Alden has one hope: When you war with one du Lac, you war with them all. His brother Budic, King of Brittany, could offer the deposed young king sanctuary—but whether he will offer the same courtesy to Annis is far less certain.
I have mixed emotions about this book. On the one hand I liked it, on the other not so much. It’s really strange for me because I usually love ALL things historical fiction.Rating it was really hard. Should I give it a 2. 5 or a 3 or a 3.5? I ended up going for a 3, but I still don’t know. It’s just so hard!
The book, while historical in nature, is set after the time of the mythical King Arthur. It’s focused on Lancelot’s son who has just lost his kingdom to the very evil King Cerdic. It’s quite obvious that the author did a lot of research before writing the novel. The historical accuracy was there and the languages, customs and the way the characters interacted was believable. I definitely learned a thing or two and was encouraged to go look things up. I really wish a map was included. It would have been nice to see the different kingdoms.

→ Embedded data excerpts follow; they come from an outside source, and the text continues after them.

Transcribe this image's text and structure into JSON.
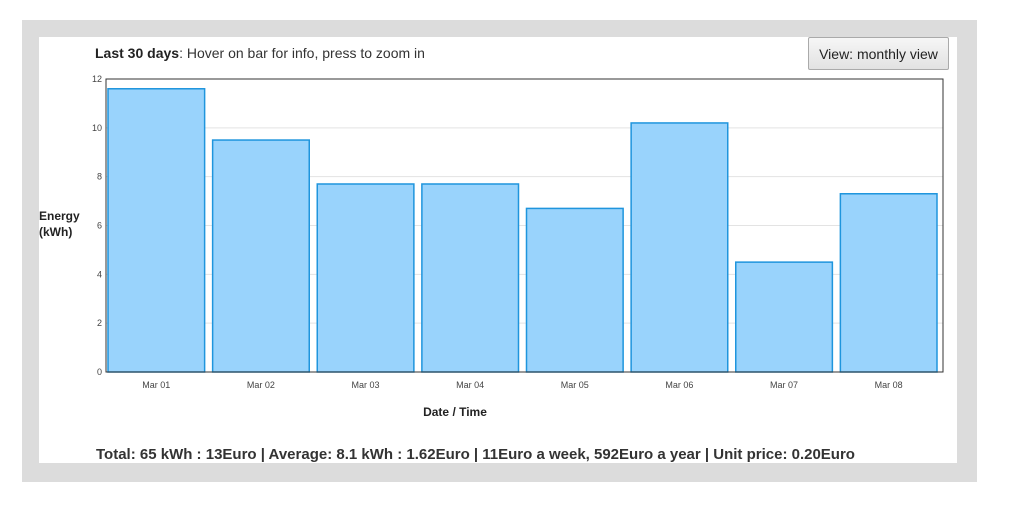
{
  "header": {
    "title_bold": "Last 30 days",
    "title_rest": ": Hover on bar for info, press to zoom in",
    "view_button": "View: monthly view"
  },
  "footer_text": "Total: 65 kWh : 13Euro | Average: 8.1 kWh : 1.62Euro | 11Euro a week, 592Euro a year | Unit price: 0.20Euro",
  "colors": {
    "bar_fill": "#99d3fc",
    "bar_stroke": "#1f95dd",
    "grid": "#e3e3e3",
    "axis": "#333333"
  },
  "chart_data": {
    "type": "bar",
    "categories": [
      "Mar 01",
      "Mar 02",
      "Mar 03",
      "Mar 04",
      "Mar 05",
      "Mar 06",
      "Mar 07",
      "Mar 08"
    ],
    "values": [
      11.6,
      9.5,
      7.7,
      7.7,
      6.7,
      10.2,
      4.5,
      7.3
    ],
    "ylim": [
      0,
      12
    ],
    "yticks": [
      0,
      2,
      4,
      6,
      8,
      10,
      12
    ],
    "ylabel": "Energy (kWh)",
    "xlabel": "Date / Time",
    "grid": true
  }
}
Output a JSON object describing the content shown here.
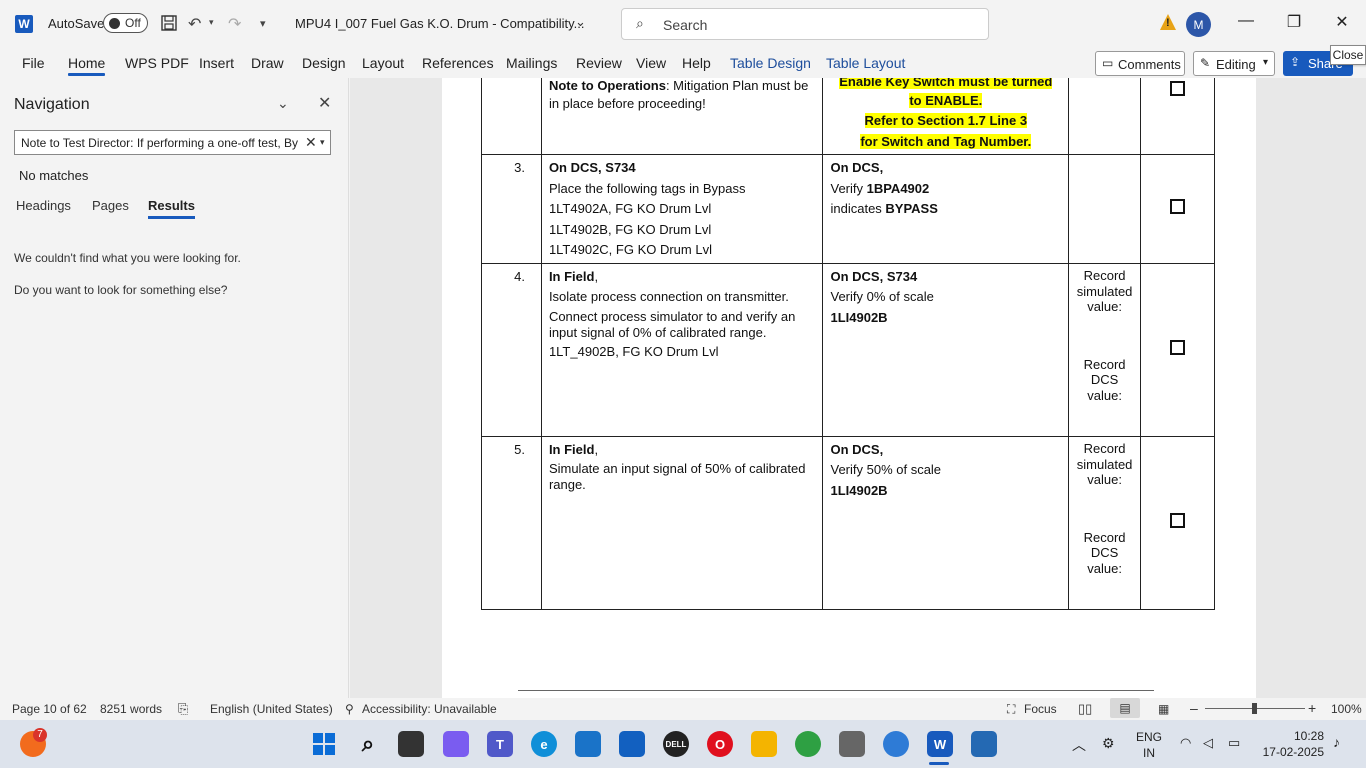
{
  "titlebar": {
    "app_logo": "W",
    "autosave_label": "AutoSave",
    "autosave_state": "Off",
    "doc_title": "MPU4 I_007 Fuel Gas K.O. Drum  -  Compatibility...",
    "search_placeholder": "Search",
    "avatar_initial": "M"
  },
  "ribbon": {
    "tabs": [
      "File",
      "Home",
      "WPS PDF",
      "Insert",
      "Draw",
      "Design",
      "Layout",
      "References",
      "Mailings",
      "Review",
      "View",
      "Help",
      "Table Design",
      "Table Layout"
    ],
    "active_tab": "Home",
    "comments_label": "Comments",
    "editing_label": "Editing",
    "share_label": "Share",
    "tooltip": "Close"
  },
  "navigation": {
    "title": "Navigation",
    "search_value": "Note to Test Director: If performing a one-off test, By",
    "status": "No matches",
    "tabs": [
      "Headings",
      "Pages",
      "Results"
    ],
    "active_tab": "Results",
    "message1": "We couldn't find what you were looking for.",
    "message2": "Do you want to look for something else?"
  },
  "table": {
    "row_top": {
      "step_bold": "Note to Operations",
      "step_rest": ": Mitigation Plan must be in place before proceeding!",
      "verify_hl1": "Enable Key Switch must be turned",
      "verify_hl2": "to ENABLE.",
      "verify_hl3": "Refer to Section 1.7 Line 3",
      "verify_hl4": "for Switch and Tag Number."
    },
    "row3": {
      "num": "3.",
      "step_head": "On DCS, S734",
      "step_lines": [
        "Place the following tags in Bypass",
        "1LT4902A, FG KO Drum Lvl",
        "1LT4902B, FG KO Drum Lvl",
        "1LT4902C, FG KO Drum Lvl"
      ],
      "verify_head": "On DCS,",
      "verify_pre": "Verify ",
      "verify_tag": "1BPA4902",
      "verify_ind_pre": " indicates ",
      "verify_ind": "BYPASS"
    },
    "row4": {
      "num": "4.",
      "step_head": "In Field",
      "step_head_suffix": ",",
      "step_lines": [
        "Isolate process connection on transmitter.",
        "Connect process simulator to and verify an input signal of 0% of calibrated range.",
        "1LT_4902B, FG KO Drum Lvl"
      ],
      "verify_head": "On DCS, S734",
      "verify_line": "Verify 0% of scale",
      "verify_tag": "1LI4902B",
      "record1": "Record simulated value:",
      "record2": "Record DCS value:"
    },
    "row5": {
      "num": "5.",
      "step_head": "In Field",
      "step_head_suffix": ",",
      "step_lines": [
        "Simulate an input signal of 50% of calibrated range."
      ],
      "verify_head": "On DCS,",
      "verify_line": "Verify 50% of scale",
      "verify_tag": "1LI4902B",
      "record1": "Record simulated value:",
      "record2": "Record DCS value:"
    }
  },
  "statusbar": {
    "page": "Page 10 of 62",
    "words": "8251 words",
    "language": "English (United States)",
    "accessibility": "Accessibility: Unavailable",
    "focus": "Focus",
    "zoom": "100%"
  },
  "taskbar": {
    "notification_count": "7",
    "lang": "ENG",
    "region": "IN",
    "time": "10:28",
    "date": "17-02-2025"
  },
  "colors": {
    "word_blue": "#185abd",
    "highlight": "#ffff00",
    "warning": "#e8a317"
  }
}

I had a hard time figuring out where they were exactly located.
The main issue I had with the book was that it felt long, which it honestly wasn’t. It’s around 318 pages in length, but some parts just really dragged on. It started off fast paced. A prisoner and a daring rescue…why? What’s happened. I was hooked, but then things just kept on repeating. Run, hide, run, hide. It was all the same. I did keep on reading because I wanted to know if Alden would win his kingdom back. Would he exact his revenge on Cerdic?
Alden was a well rounded character. He was full of emotion, struggling with himself to do the right thing, to put his people before himself. You really get to see him of through a wide range of issues and his love for Annis, the daughter of his enemy, was beautiful to watch unfold. I was rooting for them the whole time. I just wish Annis was as developed as Alden was. For being a main character she was quite one-dimensional. She was always he damsel in distress. Oh no, I’m growing, save me! She’s portrayed as weak and the thing that is always dragging Alden down. It was just so frustrating because she started off as a very brave character. So much more could have been done with a person who was willing to sacrifice her life for the person she loved.
Basically, the book was good, but it could have been great. It had all the right components: romance, an interesting twist on the Arthurian legend, a time period not commonly written about, political intrigue…it just didn’t fully utilize characters or situations to make it happen. That said, if you are interested in the time period or are looking for an interesting historical read, this book would be a good choice.